There is also some evidence that Qol may influence tumor behavior to alter survival. This may be due to psychoneuroimmunological (PNI) effects on or of the tumour [20]; for example, various cancers have been shown to cause an increase in levels of proinflammatory cytokines: indeed cancer-related fatigue may be due to a rise in these cytokines in breast cancer patients [25]. Proinflammatory cytokines have also been shown to independently predict physical, cognitive, and emotional functioning in patients with advanced cancer [26]. Qol factors have been shown in our previous work to predict higher cytokine levels in cancer patients [27]. However, further studies are required to elucidate these possibilities.

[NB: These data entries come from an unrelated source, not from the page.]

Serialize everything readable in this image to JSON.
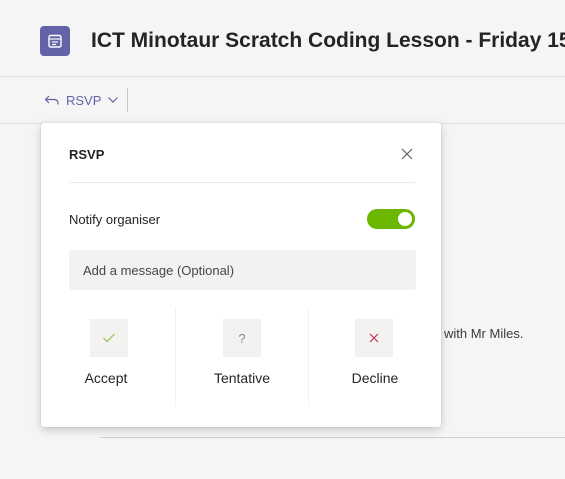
{
  "header": {
    "title": "ICT Minotaur Scratch Coding Lesson - Friday 15",
    "icon": "calendar-icon",
    "icon_color": "#6264a7"
  },
  "toolbar": {
    "rsvp_label": "RSVP",
    "rsvp_icon": "reply-arrow-icon",
    "dropdown_icon": "chevron-down-icon",
    "accent_color": "#6264a7"
  },
  "background": {
    "partial_text": "with Mr Miles."
  },
  "popup": {
    "title": "RSVP",
    "close_icon": "close-icon",
    "notify_label": "Notify organiser",
    "notify_enabled": true,
    "toggle_color": "#6bb700",
    "message_placeholder": "Add a message (Optional)",
    "message_value": "",
    "options": [
      {
        "label": "Accept",
        "icon": "checkmark-icon",
        "icon_color": "#6bb700"
      },
      {
        "label": "Tentative",
        "icon": "question-icon",
        "icon_glyph": "?",
        "icon_color": "#8a8886"
      },
      {
        "label": "Decline",
        "icon": "cross-icon",
        "icon_color": "#c4314b"
      }
    ]
  }
}
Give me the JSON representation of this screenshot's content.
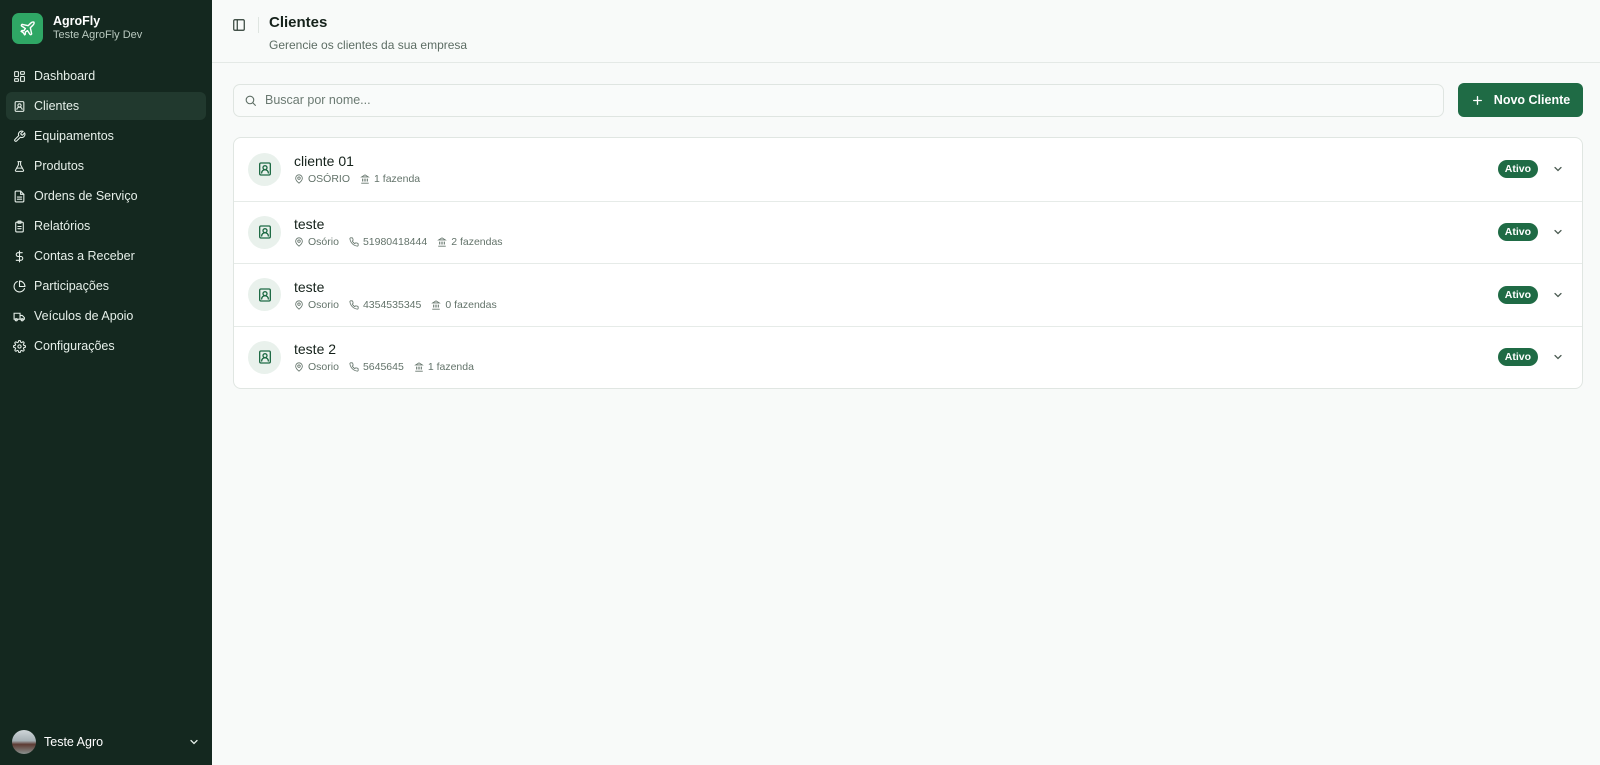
{
  "brand": {
    "name": "AgroFly",
    "subtitle": "Teste AgroFly Dev"
  },
  "sidebar": {
    "items": [
      {
        "label": "Dashboard",
        "icon": "dashboard-grid-icon"
      },
      {
        "label": "Clientes",
        "icon": "contact-icon",
        "active": true
      },
      {
        "label": "Equipamentos",
        "icon": "wrench-icon"
      },
      {
        "label": "Produtos",
        "icon": "flask-icon"
      },
      {
        "label": "Ordens de Serviço",
        "icon": "document-icon"
      },
      {
        "label": "Relatórios",
        "icon": "clipboard-icon"
      },
      {
        "label": "Contas a Receber",
        "icon": "dollar-icon"
      },
      {
        "label": "Participações",
        "icon": "pie-chart-icon"
      },
      {
        "label": "Veículos de Apoio",
        "icon": "truck-icon"
      },
      {
        "label": "Configurações",
        "icon": "gear-icon"
      }
    ]
  },
  "user": {
    "name": "Teste Agro"
  },
  "header": {
    "title": "Clientes",
    "subtitle": "Gerencie os clientes da sua empresa"
  },
  "search": {
    "placeholder": "Buscar por nome...",
    "value": ""
  },
  "toolbar": {
    "new_label": "Novo Cliente"
  },
  "clients": [
    {
      "name": "cliente 01",
      "city": "OSÓRIO",
      "phone": "",
      "farms": "1 fazenda",
      "status": "Ativo"
    },
    {
      "name": "teste",
      "city": "Osório",
      "phone": "51980418444",
      "farms": "2 fazendas",
      "status": "Ativo"
    },
    {
      "name": "teste",
      "city": "Osorio",
      "phone": "4354535345",
      "farms": "0 fazendas",
      "status": "Ativo"
    },
    {
      "name": "teste 2",
      "city": "Osorio",
      "phone": "5645645",
      "farms": "1 fazenda",
      "status": "Ativo"
    }
  ],
  "colors": {
    "sidebar_bg": "#14281f",
    "accent": "#1f6b45",
    "brand_logo": "#2fa765"
  }
}
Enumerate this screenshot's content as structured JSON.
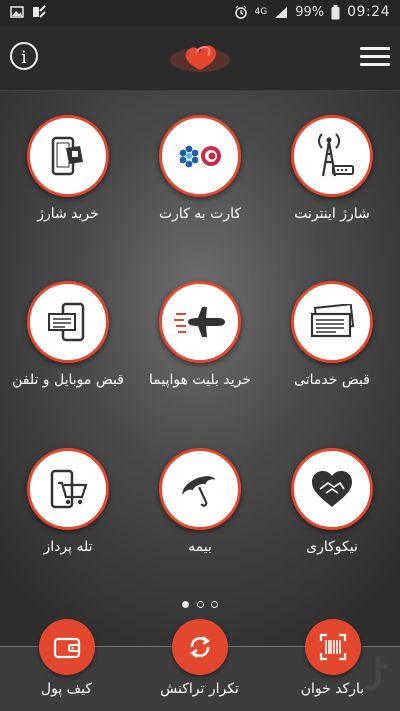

The evidence for an association between Qol and survival is persuasive and this study adds further credence to the importance of measuring Qol. Qol measurements provide prognostic information beyond other traditional measures and changes in Qol may be an early marker of disease progression. These factors may also help to improve stratification in clinical trials and outcomes could be compared based on measurements of Qol. The implication that Qol levels may affect survival also carries the potential that improvement in Qol may improve survival in cancer patients. However, direct evidence to support this hypothesis is limited and inconsistent [2830] and this should be an area for future research.

5. Limitations

The main limitation of this study is the relatively small number of patients recruited. As a result, median split of Qol scores was used rather than the described standardised cutoffs. We used a number of Qol variables and there is a risk of collinearity. However, multivariate analysis was used to counter this effect and some Qol factors were found to be significant independent factors. Despite these limitations, the study gives further justification for incorporating Qol instruments in the clinical management of cancer patients as well as in interventional research.

6. Conclusion

Poorer emotional well-being and greater additional concerns independently predict poor long term survival, while better mood predicts longer survival in nonmetastatic colorectal cancer. Incorporating these quality of life measures in preoperative and postoperative assessment of cancer patients would identify patients who require further assessment with a view to implementing a psychosocial and/or psychopharmacological intervention to alleviate distress. These active interventions to maximize mood/well-being should form an integral part of multidisciplinary treatment in these patients. In addition, the possible effects on survival of interventions in these distressed patients should be studied in larger cohorts.

Authors’ Contribution

All the authors contributed to the study conception and design and critical revision and drafting of the paper, while Abhiram Sharma was responsible for acquisition of data, and Abhiram Sharma and Leslie G. Walker carried out the analysis and interpretation of the data.

Conflict of Interests

The authors declare that there is no conflict of interests.